A member of the Majlis National Security and Foreign Policy committee has commented that the dispute between the US Congress and the Obama administration over a new sanctions bill on Iran is part of a pressure campaign to win concessions in the talks with the major powers on a final deal to resolve the long-running dispute over Tehran’s nuclear program.
“I see the US maneuvering on the role of the Congress and the likelihood of the imposition of sanctions by the Congress against Iran as a lever to exert pressure because no country is in need of an agreement more than the United States,” lawmaker Abbas Ali Mansouri Arani said in an interview with ISNA on Monday.
Some US senators are introducing a bill that would impose more sanctions on Iran if a final nuclear deal is not struck by the June 30 deadline for the nuclear talks or if Iran violates its nuclear agreements with the major powers.

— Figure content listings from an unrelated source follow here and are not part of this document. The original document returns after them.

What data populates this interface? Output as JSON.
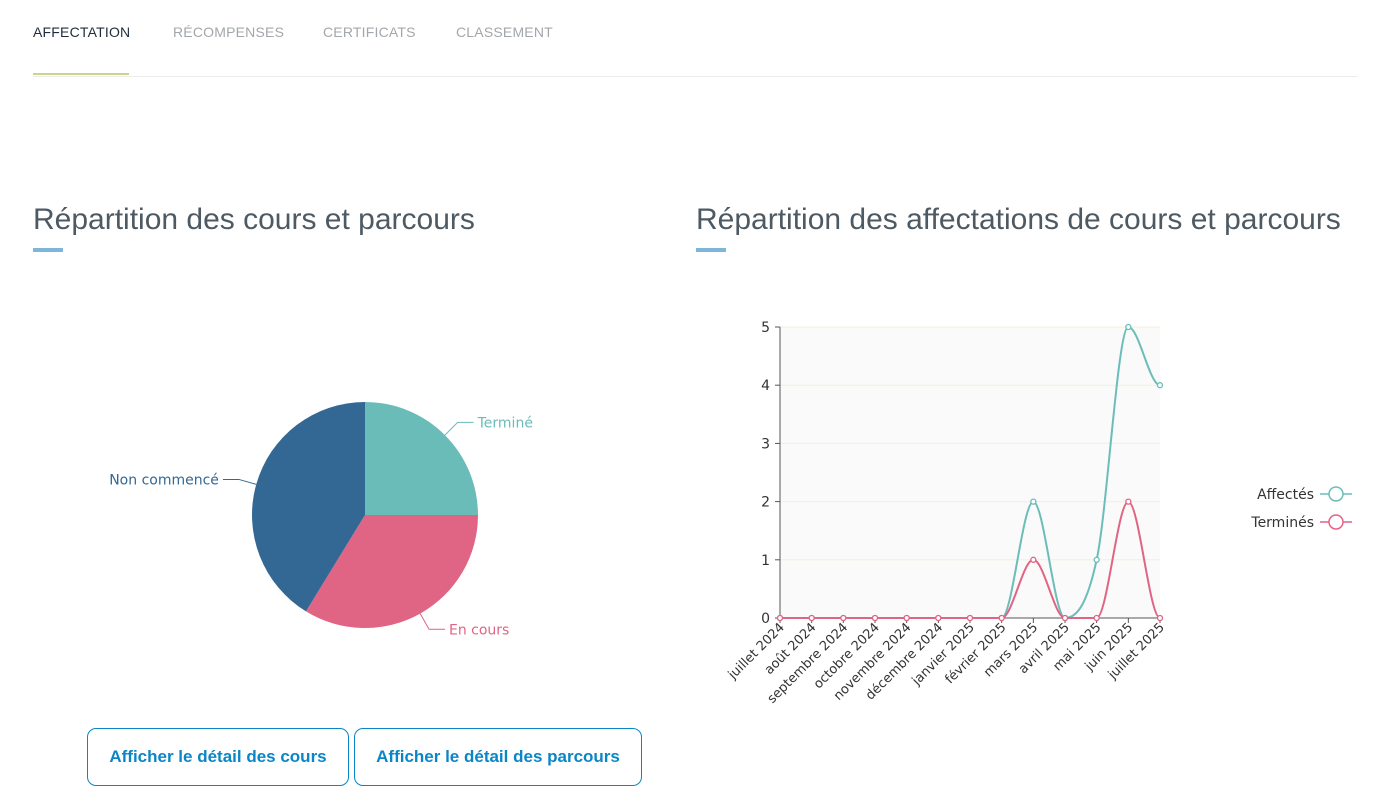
{
  "tabs": [
    {
      "label": "AFFECTATION",
      "active": true
    },
    {
      "label": "RÉCOMPENSES",
      "active": false
    },
    {
      "label": "CERTIFICATS",
      "active": false
    },
    {
      "label": "CLASSEMENT",
      "active": false
    }
  ],
  "left_section": {
    "title": "Répartition des cours et parcours"
  },
  "right_section": {
    "title": "Répartition des affectations de cours et parcours"
  },
  "buttons": {
    "courses_detail": "Afficher le détail des cours",
    "paths_detail": "Afficher le détail des parcours"
  },
  "colors": {
    "teal": "#6cbdb9",
    "pink": "#e06584",
    "navy": "#336895",
    "accent": "#0a86c7"
  },
  "chart_data": [
    {
      "type": "pie",
      "slices": [
        {
          "label": "Terminé",
          "value": 1,
          "color": "#6abcb9"
        },
        {
          "label": "En cours",
          "value": 1.35,
          "color": "#e06584"
        },
        {
          "label": "Non commencé",
          "value": 1.65,
          "color": "#336895"
        }
      ]
    },
    {
      "type": "line",
      "categories": [
        "juillet 2024",
        "août 2024",
        "septembre 2024",
        "octobre 2024",
        "novembre 2024",
        "décembre 2024",
        "janvier 2025",
        "février 2025",
        "mars 2025",
        "avril 2025",
        "mai 2025",
        "juin 2025",
        "juillet 2025"
      ],
      "series": [
        {
          "name": "Affectés",
          "values": [
            0,
            0,
            0,
            0,
            0,
            0,
            0,
            0,
            2,
            0,
            1,
            5,
            4
          ],
          "color": "#6cbdb9"
        },
        {
          "name": "Terminés",
          "values": [
            0,
            0,
            0,
            0,
            0,
            0,
            0,
            0,
            1,
            0,
            0,
            2,
            0
          ],
          "color": "#e06584"
        }
      ],
      "yticks": [
        0,
        1,
        2,
        3,
        4,
        5
      ],
      "ylim": [
        0,
        5
      ],
      "legend_position": "right",
      "smooth": true
    }
  ]
}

US President Barack Obama has said new sanctions could derail the international diplomacy over Iran’s nuclear issue and has made it clear that he will veto any new sanctions legislation.
Backing Negotiators
Mansouri Arani said parliamentarians support the nuclear negotiating team and believe “the negotiators are acing in national interests”.
Pointing to the interim nuclear deal that Iran and the six major powers signed in Geneva in November 2013, the lawmaker said, “The Iranian negotiating team and the P5+1 (the five permanent members of the UN Security Council plus Germany) should adhere to the agreements they reached in Geneva. Despite intense internal criticism (over the interim accord), we have always said that we should remain committed to the agreement.”

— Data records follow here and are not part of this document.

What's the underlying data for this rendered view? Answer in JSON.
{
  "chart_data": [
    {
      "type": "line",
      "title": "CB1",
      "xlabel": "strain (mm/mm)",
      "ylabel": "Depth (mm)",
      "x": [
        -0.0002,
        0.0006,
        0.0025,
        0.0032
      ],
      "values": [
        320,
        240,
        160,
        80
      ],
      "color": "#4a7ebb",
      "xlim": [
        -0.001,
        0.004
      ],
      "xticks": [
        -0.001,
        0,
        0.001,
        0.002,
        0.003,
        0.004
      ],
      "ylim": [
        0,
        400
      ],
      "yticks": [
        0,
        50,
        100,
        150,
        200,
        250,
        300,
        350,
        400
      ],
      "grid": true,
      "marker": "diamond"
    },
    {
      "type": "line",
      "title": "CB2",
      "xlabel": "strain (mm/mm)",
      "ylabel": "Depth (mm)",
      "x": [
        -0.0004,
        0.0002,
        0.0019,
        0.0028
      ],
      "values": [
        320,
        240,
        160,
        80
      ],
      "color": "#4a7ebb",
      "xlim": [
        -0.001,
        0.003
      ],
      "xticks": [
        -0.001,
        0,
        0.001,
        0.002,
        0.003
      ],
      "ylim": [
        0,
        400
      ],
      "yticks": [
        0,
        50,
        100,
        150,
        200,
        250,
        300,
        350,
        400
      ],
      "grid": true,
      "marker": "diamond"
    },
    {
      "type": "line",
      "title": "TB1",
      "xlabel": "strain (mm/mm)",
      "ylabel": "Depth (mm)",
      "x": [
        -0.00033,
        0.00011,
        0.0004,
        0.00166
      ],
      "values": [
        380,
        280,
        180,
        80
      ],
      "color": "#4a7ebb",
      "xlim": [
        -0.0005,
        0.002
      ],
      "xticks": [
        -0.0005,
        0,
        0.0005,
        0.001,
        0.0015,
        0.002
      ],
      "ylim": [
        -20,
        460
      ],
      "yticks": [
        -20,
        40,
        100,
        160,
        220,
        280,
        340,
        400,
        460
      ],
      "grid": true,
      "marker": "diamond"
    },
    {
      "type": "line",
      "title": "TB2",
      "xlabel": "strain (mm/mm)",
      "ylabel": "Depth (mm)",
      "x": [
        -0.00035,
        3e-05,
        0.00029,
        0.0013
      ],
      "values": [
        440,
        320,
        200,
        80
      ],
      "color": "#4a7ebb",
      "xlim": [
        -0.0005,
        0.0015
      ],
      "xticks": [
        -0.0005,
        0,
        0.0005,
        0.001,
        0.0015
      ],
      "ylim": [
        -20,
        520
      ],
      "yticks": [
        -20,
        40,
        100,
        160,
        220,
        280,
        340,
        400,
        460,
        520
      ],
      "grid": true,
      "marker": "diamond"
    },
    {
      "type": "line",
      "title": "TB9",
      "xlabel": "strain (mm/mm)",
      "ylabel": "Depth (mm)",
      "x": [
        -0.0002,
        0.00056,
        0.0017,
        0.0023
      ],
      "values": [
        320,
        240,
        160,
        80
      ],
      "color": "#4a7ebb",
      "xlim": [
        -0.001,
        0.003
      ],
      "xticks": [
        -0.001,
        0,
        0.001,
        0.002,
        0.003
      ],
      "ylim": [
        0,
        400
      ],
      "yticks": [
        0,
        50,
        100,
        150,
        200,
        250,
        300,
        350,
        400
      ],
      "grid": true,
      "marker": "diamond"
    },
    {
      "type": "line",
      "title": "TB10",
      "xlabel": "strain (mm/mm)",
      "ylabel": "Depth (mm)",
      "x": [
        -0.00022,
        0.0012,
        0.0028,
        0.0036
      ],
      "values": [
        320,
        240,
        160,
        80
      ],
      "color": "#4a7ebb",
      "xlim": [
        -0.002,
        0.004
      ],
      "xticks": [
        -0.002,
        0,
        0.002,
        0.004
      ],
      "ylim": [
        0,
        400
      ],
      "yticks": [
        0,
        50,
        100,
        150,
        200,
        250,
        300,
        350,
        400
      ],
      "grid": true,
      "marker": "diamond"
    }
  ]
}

Elsewhere, the parliamentarian said, “It is obvious that any measure by members of the P5+1 that goes against (any terms of) the Geneva agreement will be regarded as the violation of the entire deal, and then our right to pursue our interests and step up our peaceful enrichment (program) regardless of any deal should be recognized.”
He went on to say that MPs had prepared a bill that “envisaged the country’s need for enriched uranium,” but they shelved the bill to support the nuclear negotiating team, but if the major powers renege on their agreements, “we see no reason why we should remain committed to the (Geneva) agreement.”